POV-Ray: Newsgroups: povray.off-topic: Interesting performance paper

POV-Ray : Newsgroups : povray.off-topic : Interesting performance paper		Server Time 4 Sep 2024 09:14:51 EDT (-0400)

Goto Latest 10 Messages

Next 10 Messages >>>

From: Darren New
Subject: Interesting performance paper
Date: 12 Jun 2010 12:51:49
Message: <4c13bb25$1@news.povray.org>

Kind of like what Warp talks about w.r.t. cache lines, except with VM pages.

http://queue.acm.org/detail.cfm?id=1814327

-- 
Darren New, San Diego CA, USA (PST)
    Eiffel - The language that lets you specify exactly
    that the code does what you think it does, even if
    it doesn't do what you wanted.

Post a reply to this message

From: Invisible
Subject: Re: Interesting performance paper
Date: 14 Jun 2010 05:24:52
Message: <4c15f564$1@news.povray.org>

Darren New wrote:
> Kind of like what Warp talks about w.r.t. cache lines, except with VM 
> pages.

It's all just different levels of the memory hierachy.

It used to be that you had a block of RAM, all accessible in O(1) time. 
Now you have virtual memory (which pretends to be RAM, but is orders of 
magnitude slower), maybe three levels of cache (which pretends to be 
RAM, but is orders of magnitude faster - except if it's another core's 
cache, in which case it's *slower* than RAM again due to coherance 
issues), and you could regard the CPU registers themselves as the 
ultimate level-0 "cache".

The sad fact is, processors are now 1000x faster than they used to be, 
but RAM is still roughly the same speed. And that means that if you 
don't want your expensive new CPU to just spend 1000x more cycles doing 
nothing, you need to have this memory hierachy. And *that* means that 
the time complexity of your algorithm is now *irrelevant*. The *only* 
thing that matters now is cache behaviour.

As the paper says, a stupid O(n^2) algorithm could be *faster* than a 
sophisticated algorithm with O(log n) or even O(1) time-complexity, all 
due to cache effects that shouldn't be there in the first place. Decades 
of research and development ruined. Now we have no way to predict 
performance, because it depends on cache behaviour, which intimately 
depends on the specifics of a particular implementation, not on the 
abstract properties of the algorithm used.

Possibly the worst part is that, unless you program in some horribly 
low-level language, you have no control over any of this.

Post a reply to this message

From: scott
Subject: Re: Interesting performance paper
Date: 14 Jun 2010 10:16:16
Message: <4c1639b0@news.povray.org>

> As the paper says, a stupid O(n^2) algorithm could be *faster* than a 
> sophisticated algorithm with O(log n) or even O(1) time-complexity, all 
> due to cache effects that shouldn't be there in the first place.

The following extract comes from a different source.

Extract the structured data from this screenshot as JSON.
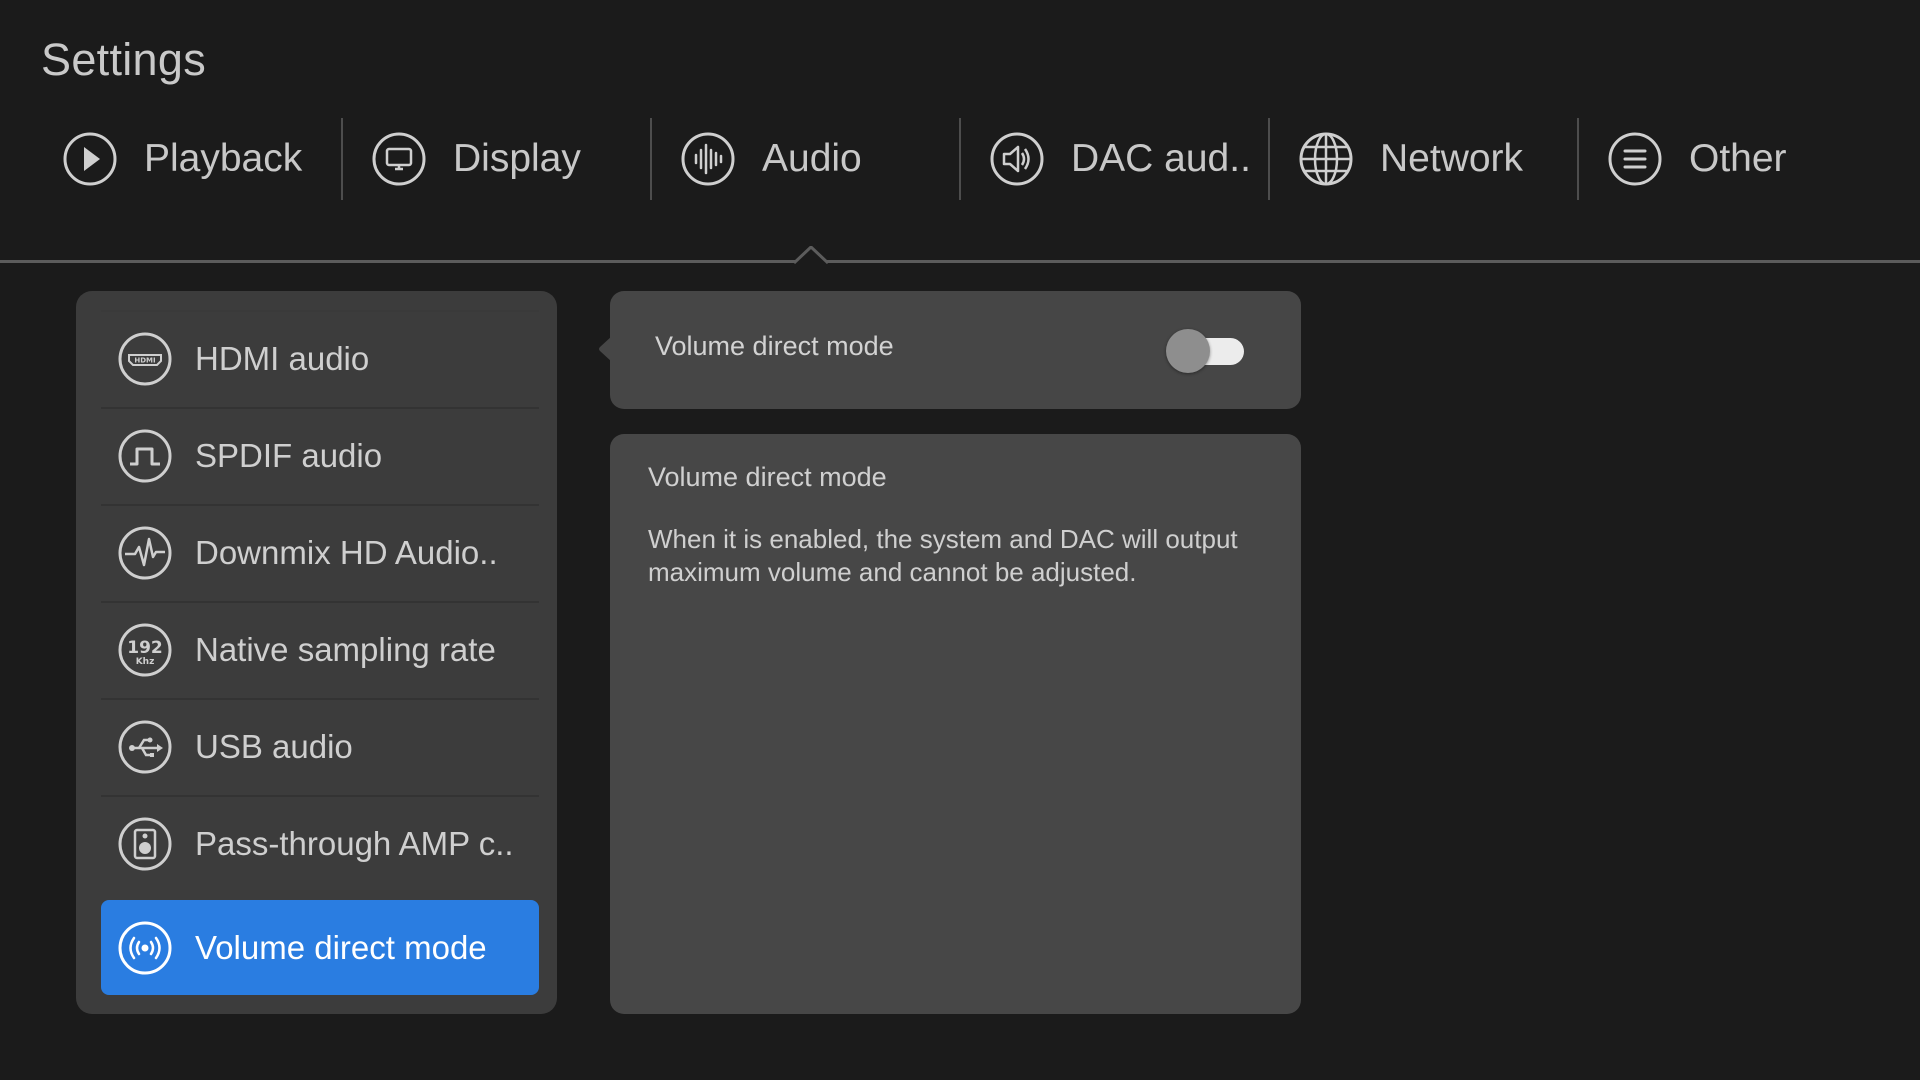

Decades 
> of research and development ruined.

What you are referring to are mathematical papers, they do not consider 
actual implementation on a machine, they are not meant to.  Computers have 
always had different amounts of memory with different speeds and access 
patterns, there are plenty of papers that take this into account.  You 
cannot just take a mathematical paper and expect it to work as described on 
a computer, you never have been able to.

> Now we have no way to predict performance, because it depends on cache 
> behaviour, which intimately depends on the specifics of a particular 
> implementation, not on the abstract properties of the algorithm used.

Sure, but it's always been like that and always will, there's nothing you 
can do about it.

> Possibly the worst part is that, unless you program in some horribly 
> low-level language, you have no control over any of this.

If your language/compiler is clever enough to switch around the order and 
storage of your code, then it should be clever enough to optimise for the 
memory structure of the machine.

Post a reply to this message

From: Invisible
Subject: Re: Interesting performance paper
Date: 14 Jun 2010 10:41:08
Message: <4c163f84$1@news.povray.org>

>> As the paper says, a stupid O(n^2) algorithm could be *faster* than a 
>> sophisticated algorithm with O(log n) or even O(1) time-complexity, 
>> all due to cache effects that shouldn't be there in the first place. 
>> Decades of research and development ruined.
> 
> You cannot just take a mathematical paper and expect it to 
> work as described on a computer, you never have been able to.

Back in the days of the 8-bit home computer, memory access really was a 
constant-time operation that always took 1 clock cycle. Unfortunately it 
seems that the larger a memory bank is, the slower it is to access. What 
this means is that a 2.2 GHz CPU only runs at 2.2 GHz if you use a tiny 
amount of data. If you try to random-access a large chunk of data, 
suddenly the program slows down to the speed of the RAM bus.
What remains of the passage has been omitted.